- Home>
- Angel Tears Wasted 7
Posted by : Yuuki
Selasa, 09 Desember 2014
Bab 7;
Serangan.
Keesokan
harinya pagi-pagi sekali Ciel sudah sibuk di tenda bagian dapur menyiapkan
sarapan untuk Sebastian dan juga para pasukan di temani oleh prajurit yang
sedang mendapat giliran. Setelah selesai menyiapkan seluruh makanan Ciel lalu menuju
tenda Sebastian untuk mambawakannya makanan. Saat memasuki tenda dilihatnya
Sebastian sudah terbangun dan sedang kesulitan mengenakan baju besi perangnya.
Ciel yang melihat hal itu dengan sigap meletakkan makanna Sebastian di meja
terdekat dan membantunya mengenakan pakaian perangnya.
“Apakah
laporan dari tim pengintai sudah tiba?”kata Sebastian tiba-tiba saat ia sedang
sarapan di dalam tenda.
“Setahuku
belum. Apa perlu aku mencarinya?”
“Kalau
kau tak keberatan.”
“Oh
tenang saja. Aku akan segera kembali.” Kata Ciel lalu meninggalkan Sebastian di
dalam tenda. Ia dengan sigap menuju arah utara dengan berjalan kaki, beberapa
orang prajurit yang sedang makan di dekat jalan yang ia lewati menyapanya
dengan ramah dan juga member hormat.
Setelah
cukup jauh dari perkemahan Ciel membentangkan sayapnya yang besar dan
transparan mencoba untuk terbang, namun jangankan untuk terbanng untuk
mengepakkan sayapnya saja ia harus bersusah payah. Dengan keadaan sayap yang
menderita luka akibat cambukan dulu itu Ciel hanya bisa melayang di atas
pijakan setinggi beberapa sentimeter saja. Ia beberapa kali berusaha mencoba
mengepakkan sayapnya tapi yang di rasakannya hanya nyeri di bagian bahu.
“Ternyata
memang tidak bisa.” Katanya lalu menyembunyikan sayapnya lagi dan memutuskan
berlari menuju tempat menara pengawas berada.
Tapi
setelah tiba di tempat menara pengawas di dirikan tak ada satupun orang di
sana, yang ada hanya bercak-bercak darah berceceran. Ciel yang merasa ada yang
tidak beres memutuskan untuk mengikuti sebuah bercak darah yang berceceran
mengarah ke dalam hutan yang lebat.
Di
tengah hutan, tepat di mana tetesan darah itu berakhir Ciel menemukan sebuah
lubang galian yang di penuhi mayat-mayat para prajurit yang mati mengenaskan,
ada yang lehernya di tebas, kepalanya tertembak panah, ada yang tak berkepala
dan ada pula sepotong lengan yang terpisah dari tubuhnya. Samar-samar Ciel
mendengar suara langkah kaki seseorang menuju kearahnya dengan cepat Ciel
memanjat pohon terdekat untuk bersembunyi.
Seorang
lelaki datang sambil menyeret seorang prajurit dari kerajaan Leviath.
“Ini
yang terakhir.
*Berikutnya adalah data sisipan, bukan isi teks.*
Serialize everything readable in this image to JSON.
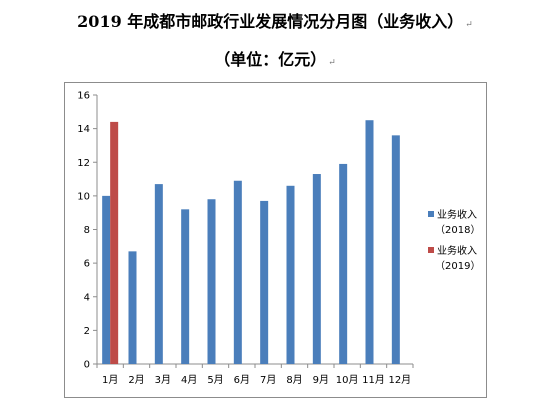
{
  "title": "2019 年成都市邮政行业发展情况分月图（业务收入）",
  "subtitle": "（单位：亿元）",
  "para_mark": "↵",
  "chart_data": {
    "type": "bar",
    "title": "2019 年成都市邮政行业发展情况分月图（业务收入）",
    "subtitle": "（单位：亿元）",
    "categories": [
      "1月",
      "2月",
      "3月",
      "4月",
      "5月",
      "6月",
      "7月",
      "8月",
      "9月",
      "10月",
      "11月",
      "12月"
    ],
    "series": [
      {
        "name": "业务收入（2018）",
        "legend_line1": "业务收入",
        "legend_line2": "（2018）",
        "color": "#4a7ebb",
        "values": [
          10.0,
          6.7,
          10.7,
          9.2,
          9.8,
          10.9,
          9.7,
          10.6,
          11.3,
          11.9,
          14.5,
          13.6
        ]
      },
      {
        "name": "业务收入（2019）",
        "legend_line1": "业务收入",
        "legend_line2": "（2019）",
        "color": "#be4b48",
        "values": [
          14.4,
          null,
          null,
          null,
          null,
          null,
          null,
          null,
          null,
          null,
          null,
          null
        ]
      }
    ],
    "ylim": [
      0,
      16
    ],
    "yticks": [
      0,
      2,
      4,
      6,
      8,
      10,
      12,
      14,
      16
    ],
    "grid": false,
    "legend_position": "right"
  }
}
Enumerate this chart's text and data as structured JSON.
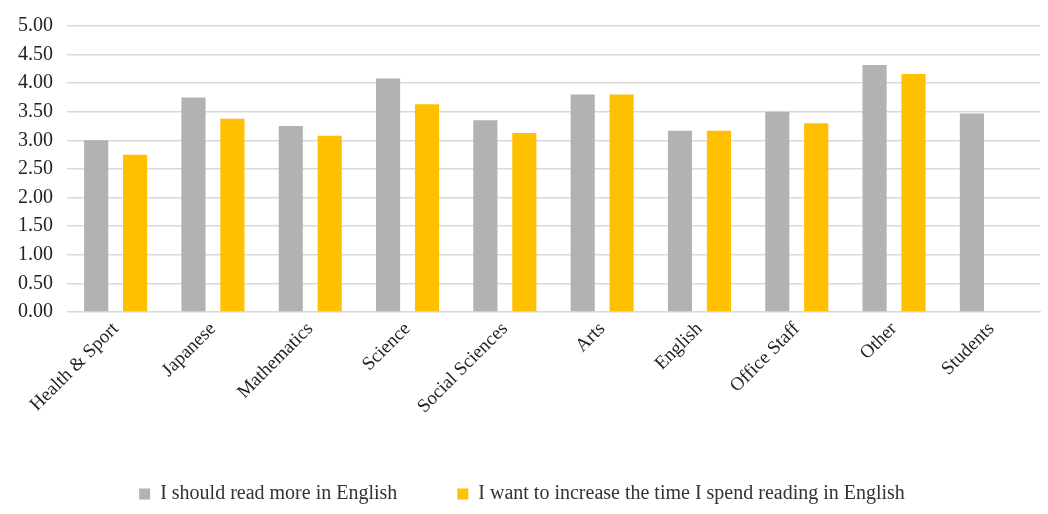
{
  "chart_data": {
    "type": "bar",
    "categories": [
      "Health & Sport",
      "Japanese",
      "Mathematics",
      "Science",
      "Social Sciences",
      "Arts",
      "English",
      "Office Staff",
      "Other",
      "Students"
    ],
    "series": [
      {
        "name": "I should read more in English",
        "color": "#b2b2b2",
        "values": [
          3.0,
          3.75,
          3.25,
          4.08,
          3.35,
          3.8,
          3.17,
          3.5,
          4.32,
          3.47
        ]
      },
      {
        "name": "I want to increase the time I spend reading in English",
        "color": "#ffc000",
        "values": [
          2.75,
          3.38,
          3.08,
          3.63,
          3.13,
          3.8,
          3.17,
          3.3,
          4.16,
          null
        ]
      }
    ],
    "ylim": [
      0,
      5
    ],
    "yticks": [
      {
        "value": 0,
        "label": "0.00"
      },
      {
        "value": 0.5,
        "label": "0.50"
      },
      {
        "value": 1,
        "label": "1.00"
      },
      {
        "value": 1.5,
        "label": "1.50"
      },
      {
        "value": 2,
        "label": "2.00"
      },
      {
        "value": 2.5,
        "label": "2.50"
      },
      {
        "value": 3,
        "label": "3.00"
      },
      {
        "value": 3.5,
        "label": "3.50"
      },
      {
        "value": 4,
        "label": "4.00"
      },
      {
        "value": 4.5,
        "label": "4.50"
      },
      {
        "value": 5,
        "label": "5.00"
      }
    ],
    "grid": "y",
    "legend": "bottom"
  }
}
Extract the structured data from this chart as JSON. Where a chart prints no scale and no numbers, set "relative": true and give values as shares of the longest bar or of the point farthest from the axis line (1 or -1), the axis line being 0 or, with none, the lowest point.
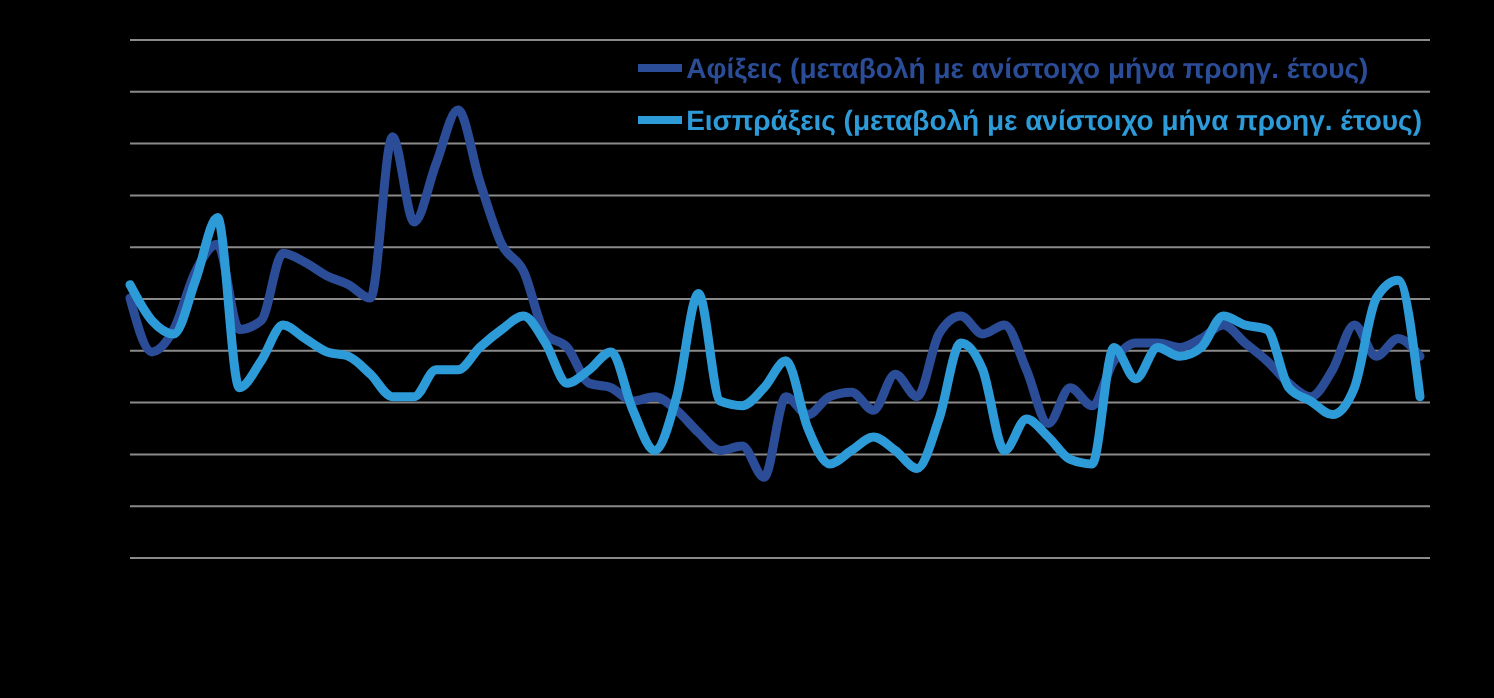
{
  "chart_data": {
    "type": "line",
    "relative": true,
    "grid": "y",
    "legend": "top right",
    "marker": "none",
    "line_style": "solid",
    "categories": [
      null,
      null,
      null,
      null,
      null,
      null,
      null,
      null,
      null,
      null,
      null,
      null,
      null,
      null,
      null,
      null,
      null,
      null,
      null,
      null,
      null,
      null,
      null,
      null,
      null,
      null,
      null,
      null,
      null,
      null,
      null,
      null,
      null,
      null,
      null,
      null,
      null,
      null,
      null,
      null,
      null,
      null,
      null,
      null,
      null,
      null,
      null,
      null,
      null,
      null,
      null,
      null,
      null,
      null,
      null,
      null,
      null,
      null,
      null,
      null
    ],
    "series": [
      {
        "name": "Αφίξεις (μεταβολή με ανίστοιχο μήνα προηγ. έτους)",
        "color": "#2b4c96",
        "values": [
          0.58,
          0.46,
          0.51,
          0.64,
          0.7,
          0.51,
          0.53,
          0.68,
          0.66,
          0.63,
          0.61,
          0.58,
          0.94,
          0.75,
          0.88,
          1,
          0.84,
          0.7,
          0.64,
          0.5,
          0.47,
          0.39,
          0.38,
          0.35,
          0.36,
          0.33,
          0.28,
          0.24,
          0.25,
          0.18,
          0.36,
          0.32,
          0.36,
          0.37,
          0.33,
          0.41,
          0.36,
          0.5,
          0.54,
          0.5,
          0.52,
          0.42,
          0.3,
          0.38,
          0.34,
          0.44,
          0.48,
          0.48,
          0.47,
          0.49,
          0.52,
          0.48,
          0.44,
          0.39,
          0.36,
          0.42,
          0.52,
          0.45,
          0.49,
          0.45
        ]
      },
      {
        "name": "Εισπράξεις (μεταβολή με ανίστοιχο μήνα προηγ. έτους)",
        "color": "#2e9bd9",
        "values": [
          0.61,
          0.53,
          0.5,
          0.62,
          0.76,
          0.38,
          0.44,
          0.52,
          0.49,
          0.46,
          0.45,
          0.41,
          0.36,
          0.36,
          0.42,
          0.42,
          0.47,
          0.51,
          0.54,
          0.48,
          0.39,
          0.42,
          0.46,
          0.33,
          0.24,
          0.36,
          0.59,
          0.35,
          0.34,
          0.38,
          0.44,
          0.29,
          0.21,
          0.24,
          0.27,
          0.24,
          0.2,
          0.31,
          0.48,
          0.42,
          0.24,
          0.31,
          0.27,
          0.22,
          0.21,
          0.47,
          0.4,
          0.47,
          0.45,
          0.47,
          0.54,
          0.52,
          0.51,
          0.38,
          0.35,
          0.32,
          0.38,
          0.58,
          0.62,
          0.36
        ]
      }
    ]
  }
}
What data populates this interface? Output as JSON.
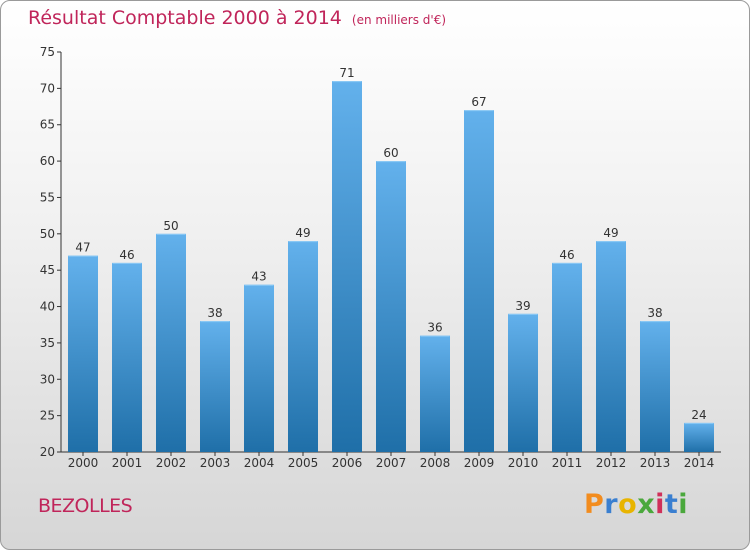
{
  "header": {
    "title": "Résultat Comptable 2000 à 2014",
    "unit": "(en milliers d'€)"
  },
  "commune": "BEZOLLES",
  "logo": {
    "text": "Proxiti",
    "letters": [
      "P",
      "r",
      "o",
      "x",
      "i",
      "t",
      "i"
    ],
    "colors": [
      "#f28c1e",
      "#3a7fd0",
      "#e8b400",
      "#4aa83c",
      "#d0305a",
      "#3a7fd0",
      "#4aa83c"
    ]
  },
  "colors": {
    "title": "#c0255a",
    "bar_top": "#63b1ec",
    "bar_bottom": "#1f6fa8",
    "axis": "#333333"
  },
  "chart_data": {
    "type": "bar",
    "title": "Résultat Comptable 2000 à 2014",
    "ylabel": "en milliers d'€",
    "xlabel": "",
    "categories": [
      "2000",
      "2001",
      "2002",
      "2003",
      "2004",
      "2005",
      "2006",
      "2007",
      "2008",
      "2009",
      "2010",
      "2011",
      "2012",
      "2013",
      "2014"
    ],
    "values": [
      47,
      46,
      50,
      38,
      43,
      49,
      71,
      60,
      36,
      67,
      39,
      46,
      49,
      38,
      24
    ],
    "ylim": [
      20,
      75
    ],
    "yticks": [
      20,
      25,
      30,
      35,
      40,
      45,
      50,
      55,
      60,
      65,
      70,
      75
    ],
    "grid": false,
    "data_labels": true
  }
}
Selanjutnya tinggal melaporkannya kepada jendral. Ternyata
prajurit dari kerajaan Leviath lemah-lemah ya, kalau begini pasti bisa merebut
wilayah utara ini dengan mudah.” Kata laki-laki itu sambil melempar tubuh
prajurit itu kedalam lubang yang sudah penuh dengan mayat lalu menutup lubang
itu dengan tanah. Setelah selesai laki-laki itu lalu segera meninggalkan tempat
itu menuju arah utara menjauhi tempat perkemahan Sebastian, tampaknya menuju
wilayah Kerajaan
Filiann. Setelah laki-laki itu berada cukup jauh barulah Ciel turun dari pohon
yang di naikinya dan segera berlari menuju arah perkemahan.
Ketika
memasuki pintu gerbang perkemahan Ciel di sapa oleh para prajurit yang sedang bersiaga
namun Ciel tak memperdulikannya. Dengan sekuat tenaga ia berlari menju arah
tenda Sebastian namun ketika memasuki tenda Sebastian tak ada di dalam sana.
“Dimana
Pangeran?”tanya Ciel dengan terburu-buru kepada seorang pengawal yang kebetulan
lewat di sampingnya.
“Maaf,
saya tidak tahu.”
‘Cih kemana perginya dia, di saat genting
begini malah tidak ada.’ Ciel lalu berlari mengelilingi perkemahan sambil terus menanyakan
keberadaan Sebastian kepada para prajurit yang di lihatnya tapi tak ada satupun
yang tahu.
“Ada apa
Ciel?”terdengar suara Sebastian dari arah belakanng Ciel saat ia sedang berada
di pinggir wilayah perkemahan.
“Kau!
Kemana saja kau! Kau tahu aku pusing mencarimu!”
“Oh maaf,
tadi aku sedikit berjalan-jalan di hutan. Memangnya ada apa?”
“Begini
ada pa-“
“Pangeran!
Kita telah di serang!” seru seorang prajurit sambil berlari menghampiri mereka.
“Apa! Di
mana?”
“Di
perbatasan. Pasukan mereka sudah siap menyerang.”
“Bagai
mana mungkin! Ciel! Bukankah kau ku minta mencari laporan dari pasukan pengintai!”
“Seluruh
pasukan pengintai telah di bunuh. Aku baru saja hendak mengatakannya kepadamu.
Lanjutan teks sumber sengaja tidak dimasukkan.